Classic Coleslaw

Cuisinart original

Yields

Makes about 10 cups

Ingredients

1 small head green cabbage (about 1 pound, 6 cups)
1        small head red cabbage (about 1 pound, 6 cups)
1 pound carrots (3 cups)
1 fennel bulb
1½ teaspoons kosher salt
½ cup fresh parsley
1½ cup mayonnaise
1½      tablespoons white vinegar
1½ teaspoons celery seed
1          teaspoon freshly ground black pepper
¾ teaspoon granulated sugar

Nutritional information

Nutritional information per serving (1 cup):
Calories 153 (77% from fat) • carb. 8g • pro. 1g • fat 13g • sat. fat 2g • Col. 12mg • sod. 286mg • calc. 45mg • fiber 3g

Vegetarian • Gluten Free

Instructions

1. Insert the Slicing Disc Assembly adjusted to 4mm.
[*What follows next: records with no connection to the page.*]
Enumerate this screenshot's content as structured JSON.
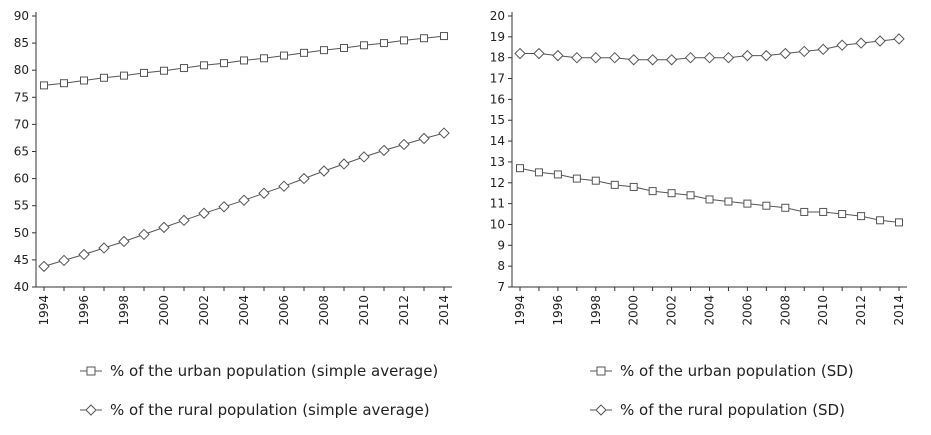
{
  "chart_data": [
    {
      "type": "line",
      "title": "",
      "xlabel": "",
      "ylabel": "",
      "ylim": [
        40,
        90
      ],
      "yticks": [
        40,
        45,
        50,
        55,
        60,
        65,
        70,
        75,
        80,
        85,
        90
      ],
      "xtick_labels": [
        "1994",
        "1996",
        "1998",
        "2000",
        "2002",
        "2004",
        "2006",
        "2008",
        "2010",
        "2012",
        "2014"
      ],
      "x": [
        1994,
        1995,
        1996,
        1997,
        1998,
        1999,
        2000,
        2001,
        2002,
        2003,
        2004,
        2005,
        2006,
        2007,
        2008,
        2009,
        2010,
        2011,
        2012,
        2013,
        2014
      ],
      "series": [
        {
          "name": "% of the urban population (simple average)",
          "marker": "square",
          "values": [
            77.2,
            77.6,
            78.1,
            78.6,
            79.0,
            79.5,
            79.9,
            80.4,
            80.9,
            81.3,
            81.8,
            82.2,
            82.7,
            83.2,
            83.7,
            84.1,
            84.6,
            85.0,
            85.5,
            85.9,
            86.3
          ]
        },
        {
          "name": "% of the rural population (simple average)",
          "marker": "diamond",
          "values": [
            43.8,
            44.9,
            46.0,
            47.2,
            48.4,
            49.7,
            51.0,
            52.3,
            53.6,
            54.8,
            56.0,
            57.3,
            58.6,
            60.0,
            61.4,
            62.7,
            64.0,
            65.2,
            66.3,
            67.4,
            68.4
          ]
        }
      ]
    },
    {
      "type": "line",
      "title": "",
      "xlabel": "",
      "ylabel": "",
      "ylim": [
        7,
        20
      ],
      "yticks": [
        7,
        8,
        9,
        10,
        11,
        12,
        13,
        14,
        15,
        16,
        17,
        18,
        19,
        20
      ],
      "xtick_labels": [
        "1994",
        "1996",
        "1998",
        "2000",
        "2002",
        "2004",
        "2006",
        "2008",
        "2010",
        "2012",
        "2014"
      ],
      "x": [
        1994,
        1995,
        1996,
        1997,
        1998,
        1999,
        2000,
        2001,
        2002,
        2003,
        2004,
        2005,
        2006,
        2007,
        2008,
        2009,
        2010,
        2011,
        2012,
        2013,
        2014
      ],
      "series": [
        {
          "name": "% of the urban population (SD)",
          "marker": "square",
          "values": [
            12.7,
            12.5,
            12.4,
            12.2,
            12.1,
            11.9,
            11.8,
            11.6,
            11.5,
            11.4,
            11.2,
            11.1,
            11.0,
            10.9,
            10.8,
            10.6,
            10.6,
            10.5,
            10.4,
            10.2,
            10.1
          ]
        },
        {
          "name": "% of the rural population (SD)",
          "marker": "diamond",
          "values": [
            18.2,
            18.2,
            18.1,
            18.0,
            18.0,
            18.0,
            17.9,
            17.9,
            17.9,
            18.0,
            18.0,
            18.0,
            18.1,
            18.1,
            18.2,
            18.3,
            18.4,
            18.6,
            18.7,
            18.8,
            18.9
          ]
        }
      ]
    }
  ],
  "style": {
    "line_color": "#555555",
    "marker_fill": "#ffffff",
    "axis_color": "#333333",
    "text_color": "#222222"
  }
}
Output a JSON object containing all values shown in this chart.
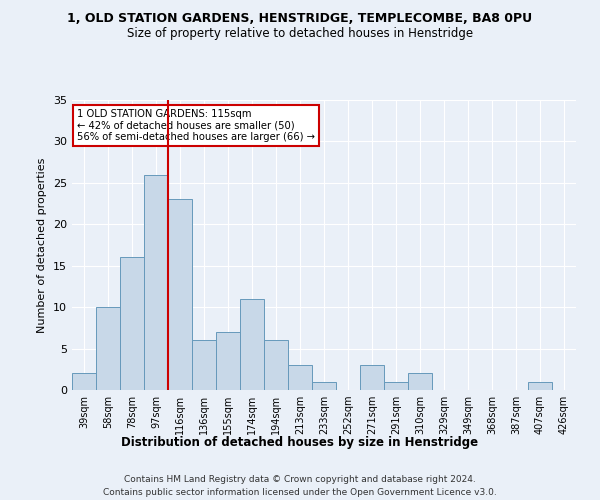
{
  "title_line1": "1, OLD STATION GARDENS, HENSTRIDGE, TEMPLECOMBE, BA8 0PU",
  "title_line2": "Size of property relative to detached houses in Henstridge",
  "xlabel": "Distribution of detached houses by size in Henstridge",
  "ylabel": "Number of detached properties",
  "bar_labels": [
    "39sqm",
    "58sqm",
    "78sqm",
    "97sqm",
    "116sqm",
    "136sqm",
    "155sqm",
    "174sqm",
    "194sqm",
    "213sqm",
    "233sqm",
    "252sqm",
    "271sqm",
    "291sqm",
    "310sqm",
    "329sqm",
    "349sqm",
    "368sqm",
    "387sqm",
    "407sqm",
    "426sqm"
  ],
  "bar_values": [
    2,
    10,
    16,
    26,
    23,
    6,
    7,
    11,
    6,
    3,
    1,
    0,
    3,
    1,
    2,
    0,
    0,
    0,
    0,
    1,
    0
  ],
  "bar_color": "#c8d8e8",
  "bar_edgecolor": "#6699bb",
  "annotation_text": "1 OLD STATION GARDENS: 115sqm\n← 42% of detached houses are smaller (50)\n56% of semi-detached houses are larger (66) →",
  "annotation_box_color": "#ffffff",
  "annotation_box_edgecolor": "#cc0000",
  "redline_color": "#cc0000",
  "ylim": [
    0,
    35
  ],
  "yticks": [
    0,
    5,
    10,
    15,
    20,
    25,
    30,
    35
  ],
  "background_color": "#eaf0f8",
  "grid_color": "#ffffff",
  "footer_line1": "Contains HM Land Registry data © Crown copyright and database right 2024.",
  "footer_line2": "Contains public sector information licensed under the Open Government Licence v3.0."
}
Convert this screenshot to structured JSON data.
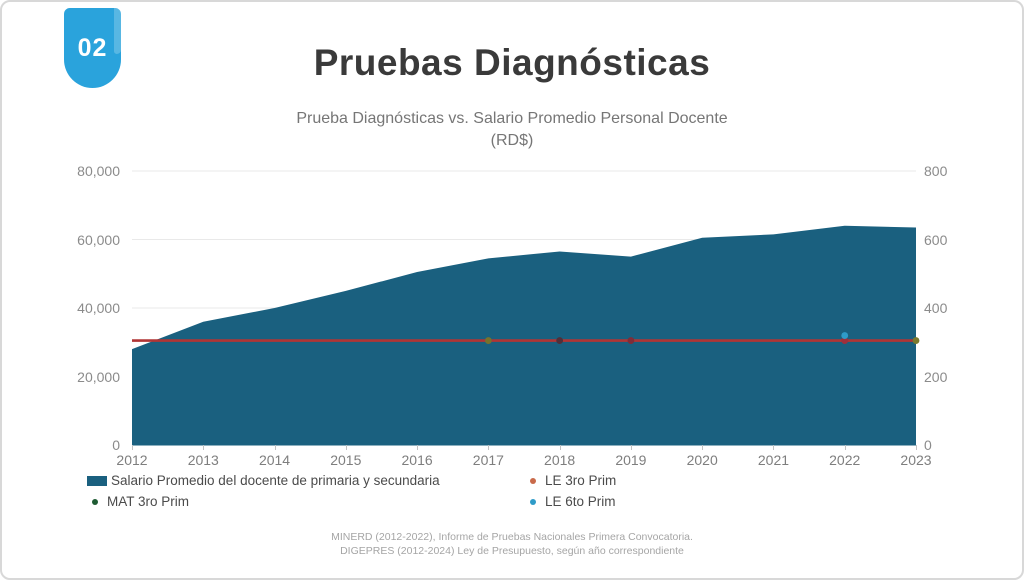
{
  "slide": {
    "badge": "02",
    "title": "Pruebas Diagnósticas",
    "source_lines": [
      "MINERD (2012-2022), Informe de Pruebas Nacionales Primera Convocatoria.",
      "DIGEPRES (2012-2024) Ley de Presupuesto, según año correspondiente"
    ]
  },
  "colors": {
    "badge_blue": "#2AA3DC",
    "area_teal": "#1A607F",
    "line_red": "#B13434",
    "gridline": "#e9e9e9"
  },
  "chart_data": {
    "type": "area",
    "title": "Prueba Diagnósticas vs. Salario Promedio Personal Docente",
    "subtitle": "(RD$)",
    "categories": [
      "2012",
      "2013",
      "2014",
      "2015",
      "2016",
      "2017",
      "2018",
      "2019",
      "2020",
      "2021",
      "2022",
      "2023"
    ],
    "series": [
      {
        "name": "Salario Promedio del docente de primaria y secundaria",
        "type": "area",
        "axis": "left",
        "color": "#1A607F",
        "values": [
          28000,
          36000,
          40000,
          45000,
          50500,
          54500,
          56500,
          55000,
          60500,
          61500,
          64000,
          63500
        ]
      },
      {
        "name": "LE 3ro Prim",
        "type": "line",
        "axis": "right",
        "color": "#B13434",
        "values": [
          305,
          305,
          305,
          305,
          305,
          305,
          305,
          305,
          305,
          305,
          305,
          305
        ]
      }
    ],
    "overlapping_point_markers": [
      {
        "x": "2017",
        "color": "#77722C",
        "dy": 0
      },
      {
        "x": "2018",
        "color": "#50303A",
        "dy": 0
      },
      {
        "x": "2019",
        "color": "#7E2D39",
        "dy": 0
      },
      {
        "x": "2022",
        "color": "#9E2F3C",
        "dy": 0
      },
      {
        "x": "2022",
        "color": "#2E9BC8",
        "dy": -5
      },
      {
        "x": "2023",
        "color": "#7A7A2E",
        "dy": 0
      }
    ],
    "left_axis": {
      "min": 0,
      "max": 80000,
      "tick_values": [
        0,
        20000,
        40000,
        60000,
        80000
      ],
      "tick_labels": [
        "0",
        "20,000",
        "40,000",
        "60,000",
        "80,000"
      ]
    },
    "right_axis": {
      "min": 0,
      "max": 800,
      "tick_values": [
        0,
        200,
        400,
        600,
        800
      ],
      "tick_labels": [
        "0",
        "200",
        "400",
        "600",
        "800"
      ]
    },
    "grid": "horizontal",
    "legend_position": "bottom",
    "legend": [
      {
        "label": "Salario Promedio del docente de primaria y secundaria",
        "swatch": "rect",
        "color": "#1A607F"
      },
      {
        "label": "LE 3ro Prim",
        "swatch": "dot",
        "color": "#C96A4A"
      },
      {
        "label": "MAT 3ro Prim",
        "swatch": "dot",
        "color": "#1E5B33"
      },
      {
        "label": "LE 6to Prim",
        "swatch": "dot",
        "color": "#2E9BC8"
      }
    ]
  }
}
Secure the Food Processor Lid.
2. Slice a small head each green and red cabbage (about 1 pound each) on Speed 12.
3. Remove and reserve in a large bowl. Replace the Slicing Disc with the Shredding Disc adjusted to coarse shred.
4. Shred the pound of carrots and fennel bulb on Speed 12.
5. Remove and reserve with the cabbage. Toss vegetables together with 1½ teaspoons salt and let sit for about an hour.
6. Replace the Shredding Disc Assembly with the Metal Chopping Blade and add ½ cup fresh parsley to the work bowl.
7. Pulse to evenly chop.
8. Add 1½ cups mayonnaise, 1½ tablespoons white vinegar, 1½ teaspoons celery seed, 1 teaspoon freshly ground black pepper and ¾ teaspoon sugar. Secure the Food Processor Lid.
9. The processor is set to blend for 20 seconds on Speed 10.
10. Squeeze out any moisture from the vegetables and drain.
11. Toss with the mayonnaise dressing. Taste and adjust seasoning according to preference.